Cross-sectional analysis of patients seen at Penn State Hershey Eye Center with a diagnosis of AMD. The study protocol was approved by the Penn State College of Medicine Institutional Review Board. DNA was extracted from buccal swab specimens, and polymerase chain reaction amplification with restriction fragment length polymorphism analysis was performed to determine HFE H63D genotypes in each patient.

 
Results
 

128 patients were enrolled in the study and 120 samples were adequate for analysis.
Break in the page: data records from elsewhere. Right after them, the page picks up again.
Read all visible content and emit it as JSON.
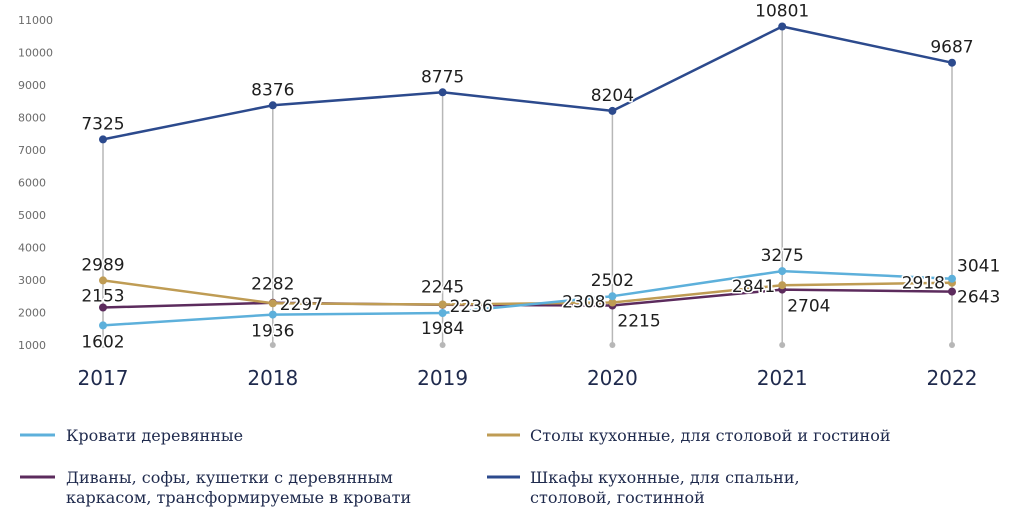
{
  "chart_data": {
    "type": "line",
    "categories": [
      "2017",
      "2018",
      "2019",
      "2020",
      "2021",
      "2022"
    ],
    "series": [
      {
        "name": "Кровати деревянные",
        "color": "#5db0db",
        "values": [
          1602,
          1936,
          1984,
          2502,
          3275,
          3041
        ]
      },
      {
        "name": "Столы кухонные, для столовой и гостиной",
        "color": "#bf9c54",
        "values": [
          2989,
          2282,
          2245,
          2308,
          2841,
          2918
        ]
      },
      {
        "name": "Диваны, софы, кушетки с деревянным каркасом, трансформируемые в кровати",
        "color": "#5c2b5d",
        "values": [
          2153,
          2297,
          2236,
          2215,
          2704,
          2643
        ]
      },
      {
        "name": "Шкафы кухонные, для спальни, столовой, гостинной",
        "color": "#2c4a8d",
        "values": [
          7325,
          8376,
          8775,
          8204,
          10801,
          9687
        ]
      }
    ],
    "yticks": [
      1000,
      2000,
      3000,
      4000,
      5000,
      6000,
      7000,
      8000,
      9000,
      10000,
      11000
    ],
    "ylim": [
      1000,
      11000
    ],
    "grid": false,
    "data_labels": true,
    "drop_lines": true,
    "drop_line_color": "#b7b7b7",
    "legend": "bottom"
  }
}
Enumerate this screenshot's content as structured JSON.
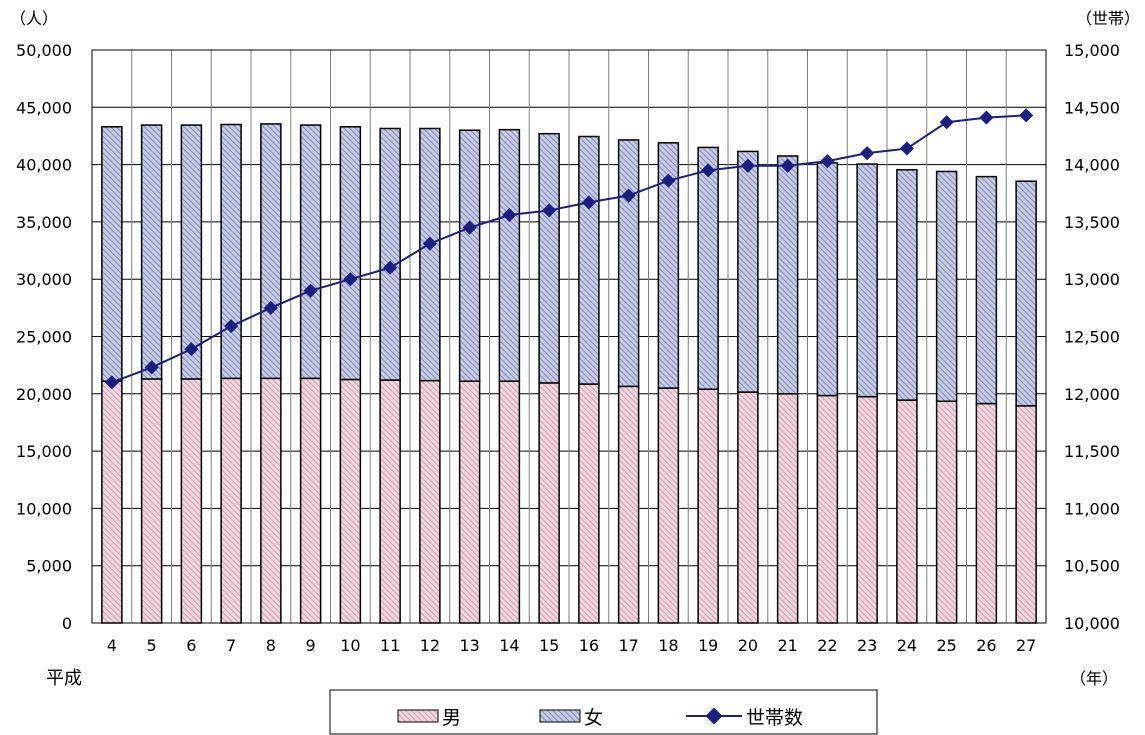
{
  "chart_data": {
    "type": "bar",
    "stacked": true,
    "x_prefix_label": "平成",
    "x_unit_label": "（年）",
    "left_unit_label": "（人）",
    "right_unit_label": "（世帯）",
    "categories": [
      "4",
      "5",
      "6",
      "7",
      "8",
      "9",
      "10",
      "11",
      "12",
      "13",
      "14",
      "15",
      "16",
      "17",
      "18",
      "19",
      "20",
      "21",
      "22",
      "23",
      "24",
      "25",
      "26",
      "27"
    ],
    "left_axis": {
      "min": 0,
      "max": 50000,
      "step": 5000,
      "ticks": [
        "0",
        "5,000",
        "10,000",
        "15,000",
        "20,000",
        "25,000",
        "30,000",
        "35,000",
        "40,000",
        "45,000",
        "50,000"
      ]
    },
    "right_axis": {
      "min": 10000,
      "max": 15000,
      "step": 500,
      "ticks": [
        "10,000",
        "10,500",
        "11,000",
        "11,500",
        "12,000",
        "12,500",
        "13,000",
        "13,500",
        "14,000",
        "14,500",
        "15,000"
      ]
    },
    "series": [
      {
        "name": "男",
        "kind": "bar",
        "axis": "left",
        "pattern": "pink-hatch",
        "values": [
          21100,
          21300,
          21300,
          21350,
          21350,
          21350,
          21250,
          21200,
          21150,
          21100,
          21100,
          20950,
          20850,
          20650,
          20500,
          20400,
          20150,
          20000,
          19850,
          19750,
          19450,
          19350,
          19150,
          18950
        ]
      },
      {
        "name": "女",
        "kind": "bar",
        "axis": "left",
        "pattern": "blue-hatch",
        "values": [
          22200,
          22150,
          22150,
          22150,
          22200,
          22100,
          22050,
          21950,
          22000,
          21900,
          21950,
          21750,
          21600,
          21500,
          21400,
          21100,
          21000,
          20750,
          20300,
          20300,
          20100,
          20050,
          19800,
          19600
        ]
      },
      {
        "name": "世帯数",
        "kind": "line",
        "axis": "right",
        "marker": "diamond",
        "values": [
          12100,
          12230,
          12390,
          12590,
          12750,
          12900,
          13000,
          13100,
          13310,
          13450,
          13560,
          13600,
          13670,
          13730,
          13860,
          13950,
          13990,
          13990,
          14030,
          14100,
          14140,
          14370,
          14410,
          14430
        ]
      }
    ],
    "grid": true,
    "legend_position": "bottom"
  },
  "colors": {
    "male_fill": "#f2d5df",
    "male_hatch": "#c9a0b0",
    "female_fill": "#c6cce6",
    "female_hatch": "#7f88b3",
    "line": "#1a1f80"
  }
}
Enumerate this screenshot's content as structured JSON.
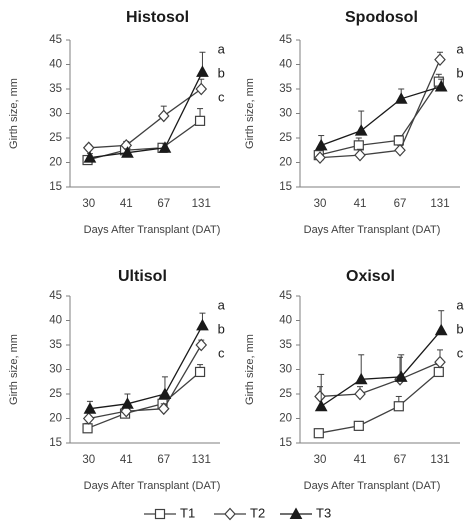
{
  "legend": [
    {
      "label": "T1",
      "marker": "square"
    },
    {
      "label": "T2",
      "marker": "diamond"
    },
    {
      "label": "T3",
      "marker": "triangle"
    }
  ],
  "colors": {
    "line": "#404040",
    "filled": "#1a1a1a",
    "text": "#404040"
  },
  "chart_data": [
    {
      "type": "line",
      "title": "Histosol",
      "xlabel": "Days After Transplant (DAT)",
      "ylabel": "Girth size, mm",
      "categories": [
        "30",
        "41",
        "67",
        "131"
      ],
      "ylim": [
        15,
        45
      ],
      "yticks": [
        15,
        20,
        25,
        30,
        35,
        40,
        45
      ],
      "series": [
        {
          "name": "T1",
          "values": [
            20.5,
            22.5,
            23.0,
            28.5
          ],
          "err": [
            0.5,
            0.7,
            0.8,
            2.5
          ]
        },
        {
          "name": "T2",
          "values": [
            23.0,
            23.5,
            29.5,
            35.0
          ],
          "err": [
            0.6,
            0.8,
            2.0,
            2.0
          ]
        },
        {
          "name": "T3",
          "values": [
            21.0,
            22.0,
            23.0,
            38.5
          ],
          "err": [
            0.8,
            0.8,
            0.8,
            4.0
          ]
        }
      ],
      "letters": [
        {
          "text": "a",
          "series": "T3"
        },
        {
          "text": "b",
          "series": "T2"
        },
        {
          "text": "c",
          "series": "T1"
        }
      ]
    },
    {
      "type": "line",
      "title": "Spodosol",
      "xlabel": "Days After Transplant (DAT)",
      "ylabel": "Girth size, mm",
      "categories": [
        "30",
        "41",
        "67",
        "131"
      ],
      "ylim": [
        15,
        45
      ],
      "yticks": [
        15,
        20,
        25,
        30,
        35,
        40,
        45
      ],
      "series": [
        {
          "name": "T1",
          "values": [
            21.5,
            23.5,
            24.5,
            36.5
          ],
          "err": [
            0.8,
            1.5,
            1.0,
            1.5
          ]
        },
        {
          "name": "T2",
          "values": [
            21.0,
            21.5,
            22.5,
            41.0
          ],
          "err": [
            0.6,
            1.2,
            1.0,
            1.5
          ]
        },
        {
          "name": "T3",
          "values": [
            23.5,
            26.5,
            33.0,
            35.5
          ],
          "err": [
            2.0,
            4.0,
            2.0,
            1.5
          ]
        }
      ],
      "letters": [
        {
          "text": "a",
          "series": "T2"
        },
        {
          "text": "b",
          "series": "T1"
        },
        {
          "text": "c",
          "series": "T3"
        }
      ]
    },
    {
      "type": "line",
      "title": "Ultisol",
      "xlabel": "Days After Transplant (DAT)",
      "ylabel": "Girth size, mm",
      "categories": [
        "30",
        "41",
        "67",
        "131"
      ],
      "ylim": [
        15,
        45
      ],
      "yticks": [
        15,
        20,
        25,
        30,
        35,
        40,
        45
      ],
      "series": [
        {
          "name": "T1",
          "values": [
            18.0,
            21.0,
            23.0,
            29.5
          ],
          "err": [
            1.0,
            1.0,
            1.5,
            1.5
          ]
        },
        {
          "name": "T2",
          "values": [
            20.0,
            21.5,
            22.0,
            35.0
          ],
          "err": [
            1.2,
            1.0,
            1.0,
            1.0
          ]
        },
        {
          "name": "T3",
          "values": [
            22.0,
            23.0,
            25.0,
            39.0
          ],
          "err": [
            1.5,
            2.0,
            3.5,
            2.5
          ]
        }
      ],
      "letters": [
        {
          "text": "a",
          "series": "T3"
        },
        {
          "text": "b",
          "series": "T2"
        },
        {
          "text": "c",
          "series": "T1"
        }
      ]
    },
    {
      "type": "line",
      "title": "Oxisol",
      "xlabel": "Days After Transplant (DAT)",
      "ylabel": "Girth size, mm",
      "categories": [
        "30",
        "41",
        "67",
        "131"
      ],
      "ylim": [
        15,
        45
      ],
      "yticks": [
        15,
        20,
        25,
        30,
        35,
        40,
        45
      ],
      "series": [
        {
          "name": "T1",
          "values": [
            17.0,
            18.5,
            22.5,
            29.5
          ],
          "err": [
            0.8,
            0.8,
            2.0,
            1.5
          ]
        },
        {
          "name": "T2",
          "values": [
            24.5,
            25.0,
            28.0,
            31.5
          ],
          "err": [
            2.0,
            1.5,
            4.5,
            2.5
          ]
        },
        {
          "name": "T3",
          "values": [
            22.5,
            28.0,
            28.5,
            38.0
          ],
          "err": [
            6.5,
            5.0,
            4.5,
            4.0
          ]
        }
      ],
      "letters": [
        {
          "text": "a",
          "series": "T3"
        },
        {
          "text": "b",
          "series": "T2"
        },
        {
          "text": "c",
          "series": "T1"
        }
      ]
    }
  ]
}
Each patient was categorized according to the type of AMD (dry AMD without geographic atrophy [GA], AMD with GA, or neovascular AMD) in the more severely affected eye. Baseline characteristics of all the patient groups are similar. 89 (74%) carry the wildtype genotype, 22 (18%) are heterozygous for the H63D mutation, and 8 (6%) are homozygous for the H63D mutation. Data were analyzed with patients with GA being categorized either as a form of dry AMD or included with the neovascular AMD group and classified as advanced AMD. When patients with GA are included in the group of patients with dry AMD, 36 (66%) dry AMD patients do not have the H63D mutation, 13 (24%) are heterozygotes, and 5 (9%) are homozygotes compared to 53 (81%) wet AMD patients who do not have the H63D mutation, 9 (13%) who are heterozygotes, and 3 (4%) who are homozygotes (p=0.1913). When patients with GA are included in the advanced AMD group, 60 (80%) advanced AMD patients do not have the H63D mutation, 11 (15%) are heterozygotes, and 4 (5%) are homozygous for the mutation. This is compared to patients with non-advanced AMD where 29 (66%) patients do not have the mutation, 11 (25%) are heterozygotes, and 4 (9%) are homozygotes (p=0.205). There was no significant difference in genotype distribution among patients with dry AMD without GA, dry AMD with GA, or neovascular AMD.

 
Conclusions
 

HFE H63D mutation status is not associated with advanced AMD.